WASHINGTON, DC.- The exhibition New Glass Now offers a global survey highlighting the innovation shown by a dynamic selection of makers. Embracing the possibilities of glass as a vital and versatile medium, the featured artists challenge the status quo and represent a modern era in glassmaking full of new voices, visions and representation.
On view at the Renwick Gallery of the
Smithsonian American Art Museum from Oct. 22 to March 6, 2022, New Glass Now features a range of objects, installations, videos and performances by 50 artists working in more than 23 countries. It highlights historically underrepresented communities within the glass world including LGBTQ+ artists, people of color and women. These makers respond to the complexities of the contemporary world through timely political commentary and explorations of the intersection between technology and creative culture. Their work challenges the very notion of what the material of glass is and what it can do.
We are pleased to present such a fresh and representative survey of contemporary glass art at the Renwick Gallery, which coincides with an exhibition in the museums main building that features objects from the Venetian glass revival of the late 19th century, said Stephanie Stebich, the Margaret and Terry Stent Director at the Smithsonian American Art Museum. New Glass Now introduces our national and international visitors to global leaders in the glass field who are working in innovative and unexpected ways. This exhibition affirms our commitment at the Renwick Gallery to celebrating the ever-changing and evolving landscape of contemporary craft.
New Glass Now is a touring exhibition that debuted at The Corning Museum of Glass in Corning, New York, in 2019. It was curated by Aric Chen, general and artistic director of Het Nieuwe Instituut in Rotterdam; Beth Lipman, artist based in Sheboygan Falls, Wisconsin; Susanne Jøker Johnsen, head of exhibitions at the Royal Danish Academy in Copenhagen; and Susie J. Silbert, curator of postwar and contemporary glass at The Corning Museum of Glass. Mary Savig, the Lloyd Herman Curator of Craft, is the coordinating curator for the New Glass Now presentation at the Renwick Gallery.
New Glass Now is the third iteration of the landmark exhibition series from The Corning Museum of Glass. The two prior exhibitions, Glass 1959 and New Glass: A Worldwide Survey in 1979, catalyzed major changes in the field.
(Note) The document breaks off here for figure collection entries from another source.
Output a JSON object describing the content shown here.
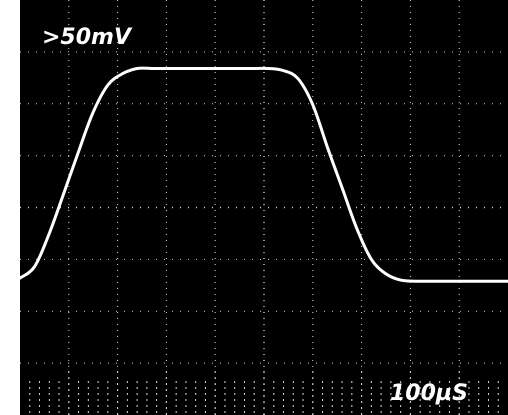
{
  "chart_data": {
    "type": "line",
    "title": "",
    "labels": {
      "volts_per_div": ">50mV",
      "time_per_div": "100µS"
    },
    "xlabel": "",
    "ylabel": "",
    "x_unit": "µs",
    "y_unit": "mV",
    "grid": true,
    "xlim": [
      0,
      1000
    ],
    "ylim": [
      -200,
      200
    ],
    "series": [
      {
        "values_note_omitted": true,
        "x": [
          0,
          30,
          60,
          90,
          120,
          150,
          180,
          210,
          240,
          270,
          300,
          330,
          360,
          390,
          420,
          450,
          480,
          510,
          540,
          570,
          600,
          630,
          660,
          690,
          720,
          750,
          780,
          810,
          840,
          870,
          900,
          930,
          960,
          990,
          1000
        ],
        "y": [
          -68,
          -57,
          -25,
          14,
          54,
          92,
          118,
          129,
          134,
          134,
          134,
          134,
          134,
          134,
          134,
          134,
          134,
          134,
          132,
          124,
          99,
          58,
          19,
          -20,
          -50,
          -64,
          -70,
          -71,
          -71,
          -71,
          -71,
          -71,
          -71,
          -71,
          -71
        ]
      }
    ]
  },
  "colors": {
    "screen": "#000000",
    "trace": "#ffffff",
    "grid": "#d8d8d8",
    "frame": "#ffffff"
  }
}
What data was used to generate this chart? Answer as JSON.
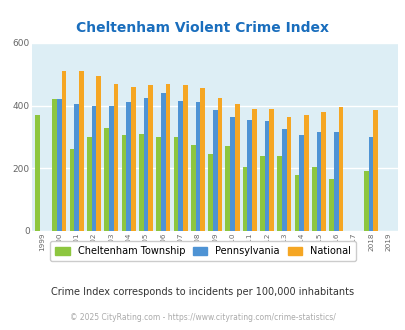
{
  "title": "Cheltenham Violent Crime Index",
  "years": [
    1999,
    2000,
    2001,
    2002,
    2003,
    2004,
    2005,
    2006,
    2007,
    2008,
    2009,
    2010,
    2011,
    2012,
    2013,
    2014,
    2015,
    2016,
    2017,
    2018,
    2019
  ],
  "cheltenham": [
    370,
    420,
    260,
    300,
    330,
    305,
    310,
    300,
    300,
    275,
    245,
    270,
    205,
    240,
    240,
    180,
    205,
    165,
    0,
    190,
    0
  ],
  "pennsylvania": [
    0,
    420,
    405,
    400,
    400,
    410,
    425,
    440,
    415,
    410,
    385,
    365,
    355,
    350,
    325,
    305,
    315,
    315,
    0,
    300,
    0
  ],
  "national": [
    0,
    510,
    510,
    495,
    470,
    460,
    465,
    470,
    465,
    455,
    425,
    405,
    390,
    390,
    365,
    370,
    380,
    395,
    0,
    385,
    0
  ],
  "cheltenham_color": "#8dc63f",
  "pennsylvania_color": "#4e93d4",
  "national_color": "#f5a623",
  "bg_color": "#ddeef5",
  "title_color": "#1a6ebd",
  "ylim": [
    0,
    600
  ],
  "note_text": "Crime Index corresponds to incidents per 100,000 inhabitants",
  "copyright_text": "© 2025 CityRating.com - https://www.cityrating.com/crime-statistics/",
  "legend_labels": [
    "Cheltenham Township",
    "Pennsylvania",
    "National"
  ]
}
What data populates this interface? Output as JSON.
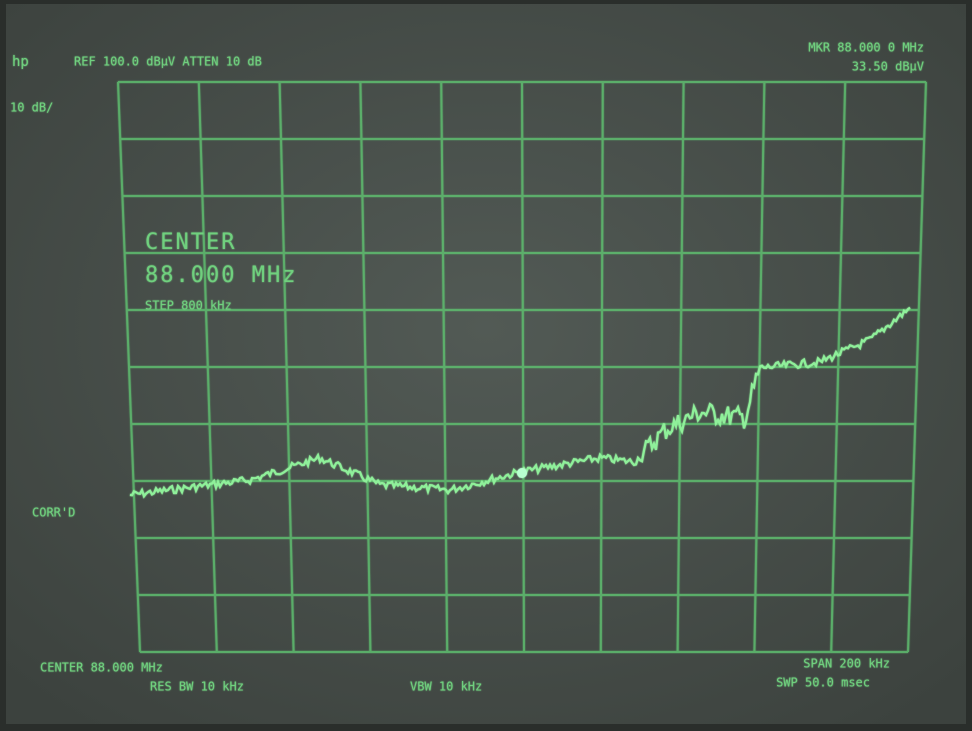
{
  "screen": {
    "brand": "hp",
    "top_left": "REF 100.0 dBµV ATTEN 10 dB",
    "marker_freq": "MKR 88.000 0 MHz",
    "marker_level": "33.50 dBµV",
    "scale": "10 dB/",
    "center_label": "CENTER",
    "center_value": "88.000 MHz",
    "step": "STEP 800 kHz",
    "corrected": "CORR'D",
    "bottom_center": "CENTER 88.000 MHz",
    "res_bw": "RES BW 10 kHz",
    "vbw": "VBW 10 kHz",
    "span": "SPAN 200 kHz",
    "sweep": "SWP 50.0 msec"
  }
}
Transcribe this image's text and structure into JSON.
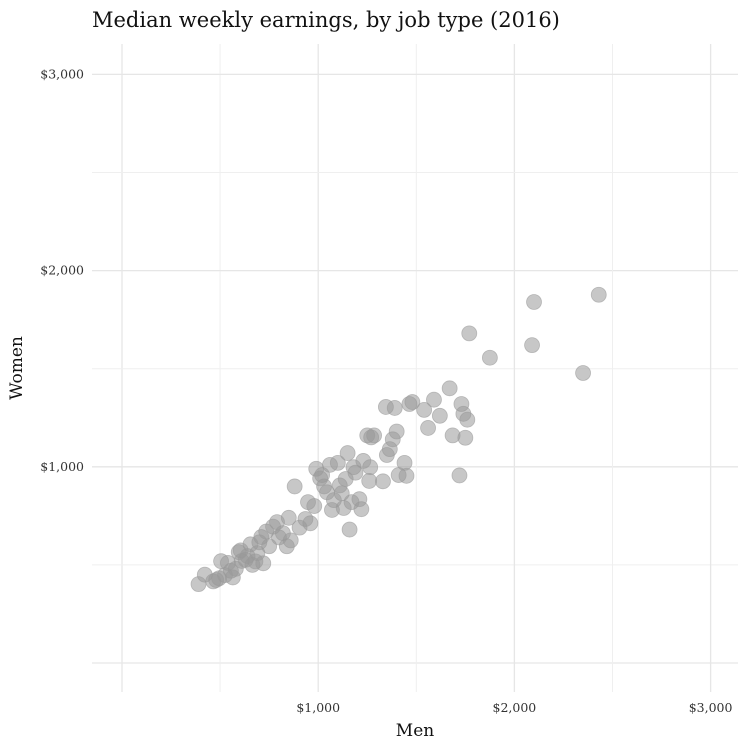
{
  "chart_data": {
    "type": "scatter",
    "title": "Median weekly earnings, by job type (2016)",
    "xlabel": "Men",
    "ylabel": "Women",
    "xlim": [
      0,
      3100
    ],
    "ylim": [
      0,
      3100
    ],
    "x_ticks": [
      {
        "value": 1000,
        "label": "$1,000"
      },
      {
        "value": 2000,
        "label": "$2,000"
      },
      {
        "value": 3000,
        "label": "$3,000"
      }
    ],
    "y_ticks": [
      {
        "value": 1000,
        "label": "$1,000"
      },
      {
        "value": 2000,
        "label": "$2,000"
      },
      {
        "value": 3000,
        "label": "$3,000"
      }
    ],
    "grid": true,
    "point_color": "#999999",
    "points": [
      [
        390,
        402
      ],
      [
        422,
        450
      ],
      [
        465,
        416
      ],
      [
        480,
        423
      ],
      [
        495,
        432
      ],
      [
        505,
        519
      ],
      [
        525,
        448
      ],
      [
        540,
        510
      ],
      [
        555,
        470
      ],
      [
        565,
        436
      ],
      [
        580,
        480
      ],
      [
        595,
        565
      ],
      [
        605,
        574
      ],
      [
        610,
        520
      ],
      [
        630,
        526
      ],
      [
        640,
        545
      ],
      [
        655,
        605
      ],
      [
        665,
        500
      ],
      [
        680,
        518
      ],
      [
        690,
        560
      ],
      [
        700,
        615
      ],
      [
        710,
        642
      ],
      [
        720,
        508
      ],
      [
        735,
        670
      ],
      [
        750,
        595
      ],
      [
        770,
        695
      ],
      [
        790,
        718
      ],
      [
        800,
        640
      ],
      [
        820,
        662
      ],
      [
        840,
        595
      ],
      [
        850,
        740
      ],
      [
        860,
        625
      ],
      [
        880,
        900
      ],
      [
        905,
        690
      ],
      [
        935,
        734
      ],
      [
        948,
        820
      ],
      [
        960,
        712
      ],
      [
        980,
        800
      ],
      [
        990,
        990
      ],
      [
        1010,
        941
      ],
      [
        1020,
        958
      ],
      [
        1030,
        900
      ],
      [
        1045,
        870
      ],
      [
        1060,
        1010
      ],
      [
        1070,
        780
      ],
      [
        1080,
        830
      ],
      [
        1100,
        1020
      ],
      [
        1110,
        905
      ],
      [
        1120,
        865
      ],
      [
        1130,
        790
      ],
      [
        1140,
        938
      ],
      [
        1150,
        1070
      ],
      [
        1160,
        680
      ],
      [
        1170,
        820
      ],
      [
        1180,
        998
      ],
      [
        1190,
        970
      ],
      [
        1210,
        835
      ],
      [
        1220,
        784
      ],
      [
        1230,
        1030
      ],
      [
        1250,
        1160
      ],
      [
        1260,
        928
      ],
      [
        1265,
        998
      ],
      [
        1270,
        1150
      ],
      [
        1285,
        1160
      ],
      [
        1330,
        926
      ],
      [
        1345,
        1305
      ],
      [
        1350,
        1060
      ],
      [
        1365,
        1090
      ],
      [
        1380,
        1140
      ],
      [
        1390,
        1300
      ],
      [
        1400,
        1180
      ],
      [
        1410,
        958
      ],
      [
        1440,
        1020
      ],
      [
        1450,
        954
      ],
      [
        1465,
        1320
      ],
      [
        1480,
        1330
      ],
      [
        1540,
        1290
      ],
      [
        1560,
        1198
      ],
      [
        1590,
        1342
      ],
      [
        1620,
        1260
      ],
      [
        1670,
        1400
      ],
      [
        1685,
        1160
      ],
      [
        1720,
        956
      ],
      [
        1730,
        1320
      ],
      [
        1740,
        1270
      ],
      [
        1750,
        1148
      ],
      [
        1760,
        1240
      ],
      [
        1770,
        1680
      ],
      [
        1875,
        1556
      ],
      [
        2090,
        1620
      ],
      [
        2100,
        1840
      ],
      [
        2350,
        1478
      ],
      [
        2430,
        1877
      ]
    ]
  }
}
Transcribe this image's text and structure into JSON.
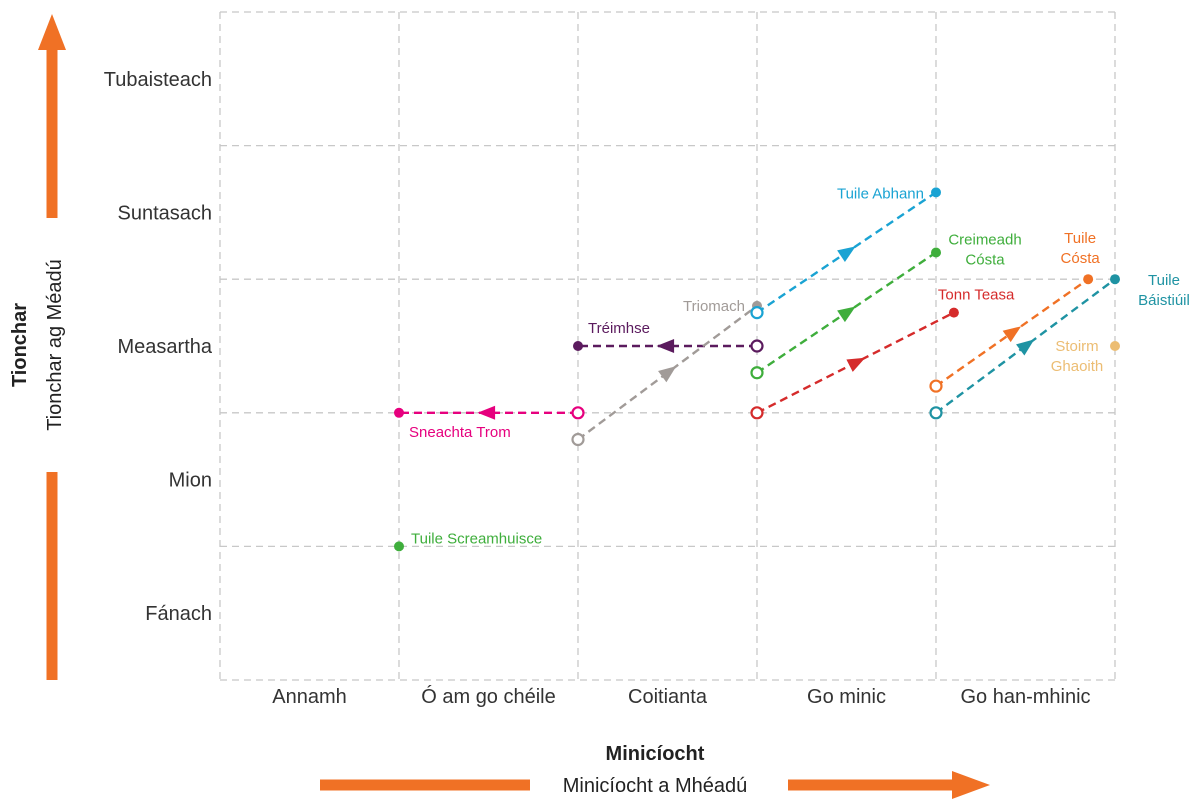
{
  "chart_data": {
    "type": "scatter",
    "title": "",
    "xlabel": "Minicíocht",
    "xlabel_sub": "Minicíocht a Mhéadú",
    "ylabel": "Tionchar",
    "ylabel_sub": "Tionchar ag Méadú",
    "x_categories": [
      "Annamh",
      "Ó am go chéile",
      "Coitianta",
      "Go minic",
      "Go han-mhinic"
    ],
    "y_categories": [
      "Fánach",
      "Mion",
      "Measartha",
      "Suntasach",
      "Tubaisteach"
    ],
    "xlim": [
      0,
      5
    ],
    "ylim": [
      0,
      5
    ],
    "grid": true,
    "arrow_color": "#f07125",
    "series": [
      {
        "name": "Tuile Screamhuisce",
        "color": "#3fae3c",
        "from": null,
        "to": [
          1.0,
          1.0
        ]
      },
      {
        "name": "Sneachta Trom",
        "color": "#e6007e",
        "from": [
          2.0,
          2.0
        ],
        "to": [
          1.0,
          2.0
        ]
      },
      {
        "name": "Tréimhse",
        "color": "#5b1b5e",
        "from": [
          3.0,
          2.5
        ],
        "to": [
          2.0,
          2.5
        ]
      },
      {
        "name": "Triomach",
        "color": "#a19b98",
        "from": [
          2.0,
          1.8
        ],
        "to": [
          3.0,
          2.8
        ]
      },
      {
        "name": "Tuile Abhann",
        "color": "#1aa3d3",
        "from": [
          3.0,
          2.75
        ],
        "to": [
          4.0,
          3.65
        ]
      },
      {
        "name": "Creimeadh Cósta",
        "color": "#3fae3c",
        "from": [
          3.0,
          2.3
        ],
        "to": [
          4.0,
          3.2
        ]
      },
      {
        "name": "Tonn Teasa",
        "color": "#d52b2b",
        "from": [
          3.0,
          2.0
        ],
        "to": [
          4.1,
          2.75
        ]
      },
      {
        "name": "Tuile Cósta",
        "color": "#f07125",
        "from": [
          4.0,
          2.2
        ],
        "to": [
          4.85,
          3.0
        ]
      },
      {
        "name": "Tuile Báistiúil",
        "color": "#1f93a3",
        "from": [
          4.0,
          2.0
        ],
        "to": [
          5.0,
          3.0
        ]
      },
      {
        "name": "Stoirm Ghaoith",
        "color": "#ecbd73",
        "from": null,
        "to": [
          5.0,
          2.5
        ]
      }
    ]
  }
}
New Glass: A Worldwide Survey was shown at the Renwick Gallery in 1980. To complement the current presentation of the global survey, the museum is presenting an installation titled New Glass Then that is on view concurrently at the Renwick. It features works from the permanent collection by artists included in the 1980 presentation of New Glass, including Paula Bartron, Dale Chihuly, Dominick Labino and Karla Trinkley.
With its perceived transparency and delicacy, glass is an expressive medium for storytelling, Savig said. The artworks on view in New Glass Now will spark new conversations about the function and materiality of glass, its relevance in contemporary culture and even its political potential.
New Glass Now at the Renwick Gallery features American artists, including James Akers, whose unruly assemblages of neon lights and hacked circuit-bent toys elicit a sensory overload that is in tune with the current technology-driven times; Deborah Czeresko, whose feminist take on traditional Venetian chandeliers features impeccably sculpted cuts of meat in place of the forms typical flowered frills, a humorous and subversive critique of the male-dominated arena of the glassblowing shop; and Bohyun Yoon, whose spinning mass of cast glass projects a human silhouette onto the gallery wall. As it turns, the projected face transforms from the artists profile to his wifes, to his childs and back again. Surrounded by subtly shifting refracting rainbows, the piece evokes wonder at the materiality of glass, the immateriality of light and the mystery of family connections.
International artists featured in the exhibition include Tamás Ábel (Hungary), whose simple and direct performance piece Colour Therapy is a powerful statement of LGBTQ+ presence. Ábel uses a fabricated glass mirror to reflect the rainbow flag onto the Millennium Monument in his hometown of Budapest and the Washington Monument in Washington, D.C.; Andrea de Ponte (Argentina), who through her use of image transfer, specifically of historical maps on blown glass, creates a constrained globe that reminds people of how their expansionist relationship with geography and the planet often strains a more finite reality; and James Magagula (Kingdom of eSwatini), one of the head glassblowers at Ngwenya Glass in eSwatini (formerly Swaziland), who uses craftsmanship and recycled glass to tell folkloric tales in his piece depicting a herd of cattle, a symbol of wealth in southern Africa.